Lorenzo Caroprese

Personal information
- Date of birth: 13 August 1976 (age 49)
- Position: Defender

Senior career*
- Years: Team / Apps / (Gls)
- 1995–1997: Vålerenga
- 1997: → Strømmen (loan)
- 1998–2002: Lørenskog
- 2003: Oslo Øst
- 2004–2005: Drøbak/Frogn
- 2006: Andes
- 2006–2009: Manglerud Star

= Lorenzo Caroprese =

Norwegian football defender (born 1976)

Lorenzo Caroprese (born 13 August 1976) is a Norwegian football defender.

He started his career in Vålerenga Fotball, and also played ice hockey as a child. He played on youth national teams together with Martin Andresen, Thorstein Helstad, Steffen Iversen and Freddy dos Santos among others. He was drafted into Vålerenga's senior team ahead of the 1995 season. He played one Norwegian Premier League game in both 1995 and in 1996. As Vålerenga were relegated after the 1996 season, Caroprese was loaned out to Strømmen IF. He returned to Vålerenga before the end of 1997, but after the season he went to Lørenskog IF.

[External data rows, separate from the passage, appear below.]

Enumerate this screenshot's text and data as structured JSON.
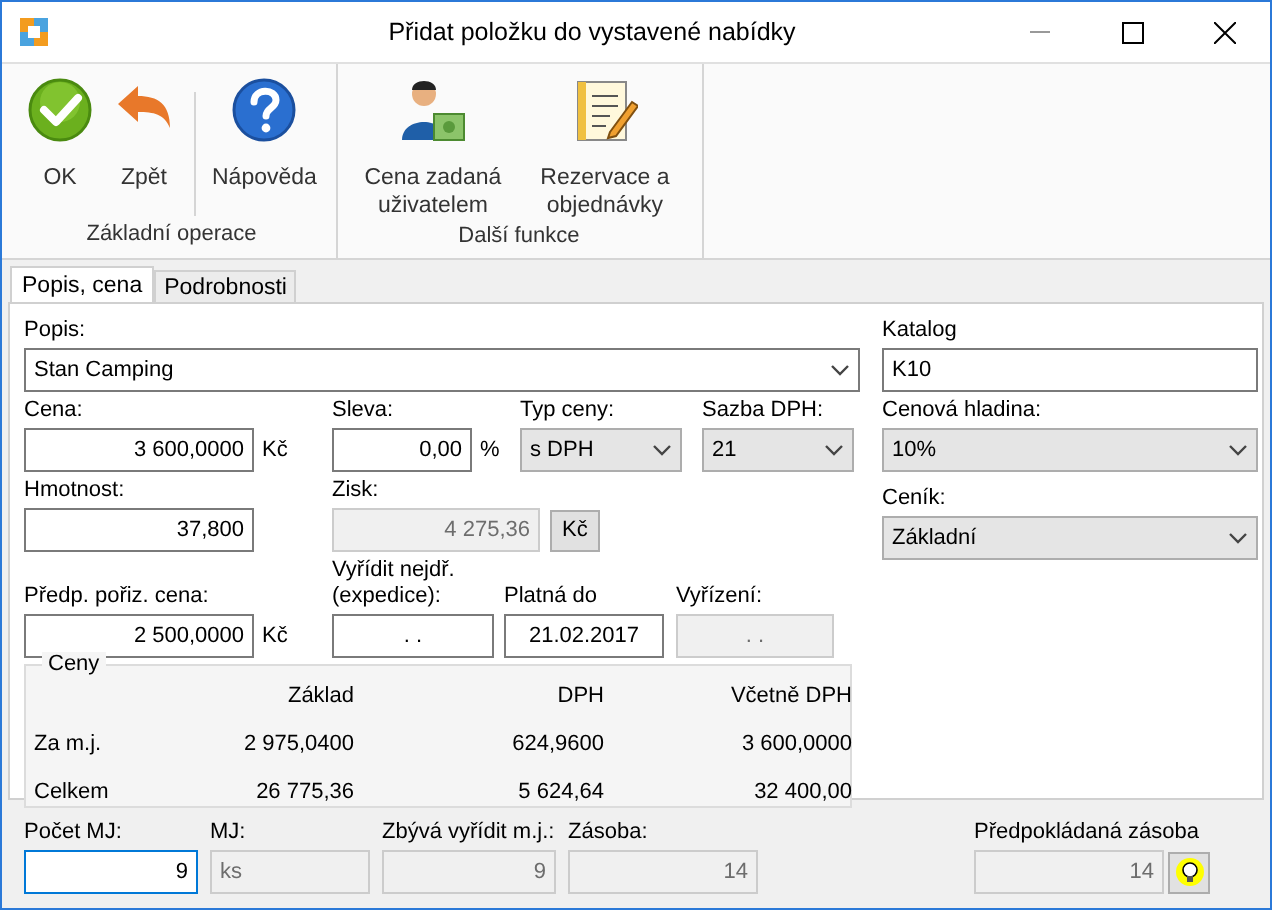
{
  "window": {
    "title": "Přidat položku do vystavené nabídky"
  },
  "ribbon": {
    "groups": [
      {
        "label": "Základní operace",
        "sections": [
          [
            {
              "label": "OK"
            },
            {
              "label": "Zpět"
            }
          ],
          [
            {
              "label": "Nápověda"
            }
          ]
        ]
      },
      {
        "label": "Další funkce",
        "sections": [
          [
            {
              "label": "Cena zadaná uživatelem"
            },
            {
              "label": "Rezervace a objednávky"
            }
          ]
        ]
      }
    ]
  },
  "tabs": [
    {
      "label": "Popis, cena",
      "selected": true
    },
    {
      "label": "Podrobnosti",
      "selected": false
    }
  ],
  "form": {
    "popis": {
      "label": "Popis:",
      "value": "Stan Camping",
      "kind": "combo",
      "disabled": false
    },
    "cena": {
      "label": "Cena:",
      "value": "3 600,0000",
      "kind": "number",
      "unit": "Kč",
      "disabled": false
    },
    "sleva": {
      "label": "Sleva:",
      "value": "0,00",
      "kind": "number",
      "unit": "%",
      "disabled": false
    },
    "typ_ceny": {
      "label": "Typ ceny:",
      "value": "s DPH",
      "kind": "select",
      "disabled": false
    },
    "sazba_dph": {
      "label": "Sazba DPH:",
      "value": "21",
      "kind": "select",
      "disabled": false
    },
    "hmotnost": {
      "label": "Hmotnost:",
      "value": "37,800",
      "kind": "number",
      "disabled": false
    },
    "zisk": {
      "label": "Zisk:",
      "value": "4 275,36",
      "kind": "number",
      "unit_button": "Kč",
      "disabled": true
    },
    "predp_poriz_cena": {
      "label": "Předp. pořiz. cena:",
      "value": "2 500,0000",
      "kind": "number",
      "unit": "Kč",
      "disabled": false
    },
    "vyridit_nejdr": {
      "label": "Vyřídit nejdř. (expedice):",
      "value": ".   .",
      "kind": "date",
      "disabled": false
    },
    "platna_do": {
      "label": "Platná do",
      "value": "21.02.2017",
      "kind": "date",
      "disabled": false
    },
    "vyrizeni": {
      "label": "Vyřízení:",
      "value": ".   .",
      "kind": "date",
      "disabled": true
    },
    "katalog": {
      "label": "Katalog",
      "value": "K10",
      "kind": "text",
      "disabled": false
    },
    "cenova_hladina": {
      "label": "Cenová hladina:",
      "value": "10%",
      "kind": "select",
      "disabled": false
    },
    "cenik": {
      "label": "Ceník:",
      "value": "Základní",
      "kind": "select",
      "disabled": false
    }
  },
  "prices": {
    "title": "Ceny",
    "columns": [
      "Základ",
      "DPH",
      "Včetně DPH"
    ],
    "rows": [
      {
        "label": "Za m.j.",
        "values": [
          "2 975,0400",
          "624,9600",
          "3 600,0000"
        ]
      },
      {
        "label": "Celkem",
        "values": [
          "26 775,36",
          "5 624,64",
          "32 400,00"
        ]
      }
    ]
  },
  "bottom": {
    "fields": [
      {
        "label": "Počet MJ:",
        "value": "9",
        "kind": "number",
        "disabled": false,
        "focused": true
      },
      {
        "label": "MJ:",
        "value": "ks",
        "kind": "text",
        "disabled": true,
        "focused": false
      },
      {
        "label": "Zbývá vyřídit m.j.:",
        "value": "9",
        "kind": "number",
        "disabled": true,
        "focused": false
      },
      {
        "label": "Zásoba:",
        "value": "14",
        "kind": "number",
        "disabled": true,
        "focused": false
      }
    ],
    "expected_stock": {
      "label": "Předpokládaná zásoba",
      "value": "14",
      "disabled": true
    }
  }
}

Caroprese played well, and in 2001 Lørenskog won promotion to the Norwegian First Division. He was wanted by Strømsgodset IF, but the move did not materialize. Lørenskog was relegated after one season, and Caroprese moved to FK Oslo Øst. He played for Drøbak/Frogn IF and IK Andes before rejoining Oslo Øst, which in the meantime had been renamed to Manglerud Star.